Intermittent electric power production sites, such as some wind farms, may have capacities that exceed transmission capabilities. Absent suitable energy storage systems, such intermittent power production sites may not be capable of operating at full capacity. The applicants have appreciated that intermittent production sites may benefit from a storage system that may be sized to store energy, when the production site is capable of producing energy at rates higher than may be transmitted. The energy that is stored may be released through the transmission lines when power produced by the intermittent site is lower than transmission line capacity.
Electric power consumption sites, such as buildings, towns, cities, commercial facilities, military facilities, may have consumption that periodically exceeds electricity transmission capabilities. Absent suitable energy storage systems, such power consumers may not be capable of operating at preferred levels. The applicants have appreciated that transmission constrained consumption sites may benefit from a storage system that may be sized to store energy, when the consumption site is consuming energy at rates lower than may be transmitted, and that the transmitted energy that is not immediately consumed may be stored. The energy that is stored may be released to the consumers when power consumption of the consumers is higher than the transmission line capacity. The energy may also be stored during off-peak time periods (e.g., at night) when electricity prices are generally less expensive and released during peak time periods (e.g., during the day) when electricity prices are generally more expensive.

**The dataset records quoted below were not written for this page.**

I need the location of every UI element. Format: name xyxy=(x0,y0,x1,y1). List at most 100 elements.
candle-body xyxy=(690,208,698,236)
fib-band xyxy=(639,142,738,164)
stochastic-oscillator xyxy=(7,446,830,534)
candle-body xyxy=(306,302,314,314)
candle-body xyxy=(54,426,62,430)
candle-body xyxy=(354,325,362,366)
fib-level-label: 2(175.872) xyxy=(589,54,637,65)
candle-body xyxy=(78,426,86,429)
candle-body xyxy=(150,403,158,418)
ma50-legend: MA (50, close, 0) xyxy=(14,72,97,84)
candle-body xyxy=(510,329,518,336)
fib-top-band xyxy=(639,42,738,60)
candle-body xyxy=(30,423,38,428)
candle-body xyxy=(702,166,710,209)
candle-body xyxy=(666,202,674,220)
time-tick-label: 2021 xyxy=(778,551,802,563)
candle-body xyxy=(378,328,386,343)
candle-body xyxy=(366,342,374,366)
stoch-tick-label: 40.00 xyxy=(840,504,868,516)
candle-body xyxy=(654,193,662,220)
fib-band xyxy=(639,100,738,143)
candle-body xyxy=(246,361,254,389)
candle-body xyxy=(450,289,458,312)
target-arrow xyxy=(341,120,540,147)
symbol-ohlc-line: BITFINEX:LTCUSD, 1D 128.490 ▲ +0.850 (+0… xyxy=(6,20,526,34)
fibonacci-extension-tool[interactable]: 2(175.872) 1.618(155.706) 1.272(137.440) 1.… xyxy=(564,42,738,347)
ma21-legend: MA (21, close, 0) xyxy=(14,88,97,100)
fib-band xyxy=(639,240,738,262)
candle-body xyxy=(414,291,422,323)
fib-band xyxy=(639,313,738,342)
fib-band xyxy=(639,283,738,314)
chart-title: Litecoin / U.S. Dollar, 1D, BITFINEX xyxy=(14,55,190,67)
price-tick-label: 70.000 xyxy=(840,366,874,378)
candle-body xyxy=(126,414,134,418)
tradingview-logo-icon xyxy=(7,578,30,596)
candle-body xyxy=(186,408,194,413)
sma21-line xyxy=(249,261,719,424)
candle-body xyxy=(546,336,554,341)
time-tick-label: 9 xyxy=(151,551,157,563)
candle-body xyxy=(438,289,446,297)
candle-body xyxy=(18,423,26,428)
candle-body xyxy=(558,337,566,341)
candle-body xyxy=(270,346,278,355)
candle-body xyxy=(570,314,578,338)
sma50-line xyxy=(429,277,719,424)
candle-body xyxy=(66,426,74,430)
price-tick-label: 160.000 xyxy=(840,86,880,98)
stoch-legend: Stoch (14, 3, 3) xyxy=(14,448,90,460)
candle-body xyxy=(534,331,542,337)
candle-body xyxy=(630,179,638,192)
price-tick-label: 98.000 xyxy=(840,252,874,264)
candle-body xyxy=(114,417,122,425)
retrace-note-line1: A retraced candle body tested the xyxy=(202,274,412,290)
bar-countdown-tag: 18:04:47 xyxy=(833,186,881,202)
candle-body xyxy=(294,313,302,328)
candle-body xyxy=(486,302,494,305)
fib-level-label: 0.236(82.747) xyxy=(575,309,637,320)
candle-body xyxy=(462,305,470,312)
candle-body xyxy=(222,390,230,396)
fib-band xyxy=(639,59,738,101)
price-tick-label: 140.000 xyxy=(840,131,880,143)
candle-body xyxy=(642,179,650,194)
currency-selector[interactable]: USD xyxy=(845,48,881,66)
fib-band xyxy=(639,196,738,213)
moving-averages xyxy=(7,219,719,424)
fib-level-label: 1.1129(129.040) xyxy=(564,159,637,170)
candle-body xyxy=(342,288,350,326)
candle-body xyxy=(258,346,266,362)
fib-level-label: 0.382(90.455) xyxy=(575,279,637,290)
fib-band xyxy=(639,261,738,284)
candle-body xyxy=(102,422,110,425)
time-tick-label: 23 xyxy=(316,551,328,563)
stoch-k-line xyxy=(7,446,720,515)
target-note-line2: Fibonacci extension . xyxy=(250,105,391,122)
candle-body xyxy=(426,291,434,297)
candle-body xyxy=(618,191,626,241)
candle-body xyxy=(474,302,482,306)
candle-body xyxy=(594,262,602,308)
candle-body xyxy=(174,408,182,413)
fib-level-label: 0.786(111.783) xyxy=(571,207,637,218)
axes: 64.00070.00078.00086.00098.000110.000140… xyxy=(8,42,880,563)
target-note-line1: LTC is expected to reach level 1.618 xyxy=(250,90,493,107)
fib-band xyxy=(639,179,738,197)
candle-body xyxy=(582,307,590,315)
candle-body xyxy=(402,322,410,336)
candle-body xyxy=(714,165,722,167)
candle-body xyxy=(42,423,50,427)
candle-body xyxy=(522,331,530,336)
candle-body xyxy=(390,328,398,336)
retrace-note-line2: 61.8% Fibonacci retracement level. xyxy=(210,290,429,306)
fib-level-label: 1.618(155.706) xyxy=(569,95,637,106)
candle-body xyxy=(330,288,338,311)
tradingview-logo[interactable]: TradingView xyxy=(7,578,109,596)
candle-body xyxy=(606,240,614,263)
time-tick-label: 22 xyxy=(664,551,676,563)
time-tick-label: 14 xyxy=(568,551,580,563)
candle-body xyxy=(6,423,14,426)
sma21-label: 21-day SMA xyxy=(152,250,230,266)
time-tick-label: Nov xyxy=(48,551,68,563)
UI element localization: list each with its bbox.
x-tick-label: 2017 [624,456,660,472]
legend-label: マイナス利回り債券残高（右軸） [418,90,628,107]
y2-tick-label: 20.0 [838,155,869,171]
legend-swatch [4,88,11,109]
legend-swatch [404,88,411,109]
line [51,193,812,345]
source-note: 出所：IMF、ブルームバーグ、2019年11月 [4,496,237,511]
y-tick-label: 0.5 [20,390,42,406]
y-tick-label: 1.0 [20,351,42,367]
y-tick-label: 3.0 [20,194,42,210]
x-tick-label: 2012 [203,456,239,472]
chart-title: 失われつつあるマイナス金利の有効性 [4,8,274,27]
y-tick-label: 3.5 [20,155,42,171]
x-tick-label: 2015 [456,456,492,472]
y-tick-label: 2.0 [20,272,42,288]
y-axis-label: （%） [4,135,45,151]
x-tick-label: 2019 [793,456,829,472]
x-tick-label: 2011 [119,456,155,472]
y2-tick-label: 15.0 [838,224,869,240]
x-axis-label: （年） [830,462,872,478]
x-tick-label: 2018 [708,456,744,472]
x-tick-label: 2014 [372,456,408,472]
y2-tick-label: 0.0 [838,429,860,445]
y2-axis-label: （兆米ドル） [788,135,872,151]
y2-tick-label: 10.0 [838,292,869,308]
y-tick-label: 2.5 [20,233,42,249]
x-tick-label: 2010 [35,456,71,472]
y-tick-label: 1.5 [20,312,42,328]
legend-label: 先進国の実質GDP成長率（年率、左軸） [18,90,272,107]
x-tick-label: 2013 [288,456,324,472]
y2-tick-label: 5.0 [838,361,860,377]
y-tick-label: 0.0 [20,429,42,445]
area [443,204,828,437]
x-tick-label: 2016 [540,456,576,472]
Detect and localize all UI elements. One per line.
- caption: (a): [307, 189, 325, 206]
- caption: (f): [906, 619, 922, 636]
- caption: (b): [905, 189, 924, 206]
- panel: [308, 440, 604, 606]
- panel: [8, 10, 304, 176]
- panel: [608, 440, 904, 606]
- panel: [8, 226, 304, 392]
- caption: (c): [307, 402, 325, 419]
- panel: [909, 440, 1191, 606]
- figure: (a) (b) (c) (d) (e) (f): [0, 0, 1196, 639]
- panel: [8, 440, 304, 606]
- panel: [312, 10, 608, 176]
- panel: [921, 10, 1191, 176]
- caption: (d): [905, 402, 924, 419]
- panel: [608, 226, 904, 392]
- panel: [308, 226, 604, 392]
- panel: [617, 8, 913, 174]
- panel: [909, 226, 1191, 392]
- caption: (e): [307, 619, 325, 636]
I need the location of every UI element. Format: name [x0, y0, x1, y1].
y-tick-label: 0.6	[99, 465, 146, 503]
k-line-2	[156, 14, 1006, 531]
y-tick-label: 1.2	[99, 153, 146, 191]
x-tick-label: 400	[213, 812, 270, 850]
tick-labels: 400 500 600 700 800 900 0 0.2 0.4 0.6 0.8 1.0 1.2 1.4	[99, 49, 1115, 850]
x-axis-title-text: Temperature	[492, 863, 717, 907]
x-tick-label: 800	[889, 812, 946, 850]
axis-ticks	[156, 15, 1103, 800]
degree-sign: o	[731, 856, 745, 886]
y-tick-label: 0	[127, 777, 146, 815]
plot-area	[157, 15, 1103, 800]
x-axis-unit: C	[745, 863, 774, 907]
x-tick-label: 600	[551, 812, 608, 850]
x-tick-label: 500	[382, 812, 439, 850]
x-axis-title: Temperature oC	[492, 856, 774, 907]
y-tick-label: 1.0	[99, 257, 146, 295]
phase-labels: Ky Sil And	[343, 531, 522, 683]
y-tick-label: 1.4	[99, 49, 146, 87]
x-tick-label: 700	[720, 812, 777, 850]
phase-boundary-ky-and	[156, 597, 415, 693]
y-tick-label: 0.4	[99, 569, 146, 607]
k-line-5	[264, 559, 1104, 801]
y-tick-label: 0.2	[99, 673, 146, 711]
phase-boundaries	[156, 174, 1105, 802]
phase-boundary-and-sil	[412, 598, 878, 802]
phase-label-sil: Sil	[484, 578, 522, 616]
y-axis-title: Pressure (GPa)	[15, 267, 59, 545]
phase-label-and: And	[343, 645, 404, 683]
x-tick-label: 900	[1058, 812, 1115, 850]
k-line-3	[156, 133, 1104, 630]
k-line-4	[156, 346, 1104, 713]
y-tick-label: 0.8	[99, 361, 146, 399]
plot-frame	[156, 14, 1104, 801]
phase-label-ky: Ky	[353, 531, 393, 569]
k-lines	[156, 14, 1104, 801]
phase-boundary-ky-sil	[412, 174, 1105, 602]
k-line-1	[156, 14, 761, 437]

Compressed air energy storage systems (CAES) are another known type of system in limited use for storing energy in the form of compressed air. CAES systems may be used to store energy, in the form of compressed air, when electricity demand is low, typically during the night, and then to release the energy when demand is high, typically during the day. Such systems include a compressor that operates, often at a constant speed, to compress air for storage. Turbines, separate from the compressor, are typically used to expand compressed air to produce electricity. Turbines, however, often require the compressed air to be provided at a relatively constant pressure, such as around 35 atmospheres. Additionally or alternatively, air at pressures higher than 35 atmospheres may need to be throttled prior to expansion in the turbine, causing losses that reduce the efficiency of the system, and/or reduce the energy density that a storage structure may accommodate. Additionally, to increase electrical energy produced per unit of air expanded through the turbine, compressed air in such systems is often pre-heated to elevated temperatures (e.g., 1000° C.) prior to expansion by burning fossil fuels that both increases the cost of energy from the system and produces emissions associated with the storage of energy.
Known CAES-type systems for storing energy as compressed air have a multi-stage compressor that may include intercoolers that cool air between stages of compression and/or after-coolers that cool air after compression. In such a system, however, the air may still achieve substantial temperatures during each stage of compression, prior to being cooled, which will introduce inefficiencies in the system. Thus, there is a need to provide for CAES type systems that have improved efficiencies.
A CAES system may be implemented using a hydraulic drive system comprised of hydraulic components including components such as hydraulic pumps used to drive working pistons. Therefore, there is also a need for systems and methods to obtain a high efficiency output of a compressed air energy storage system, or other systems used to compress and/or expand gas, including controls and operating modes that leverage bi-directional piston movement during operation of such a system.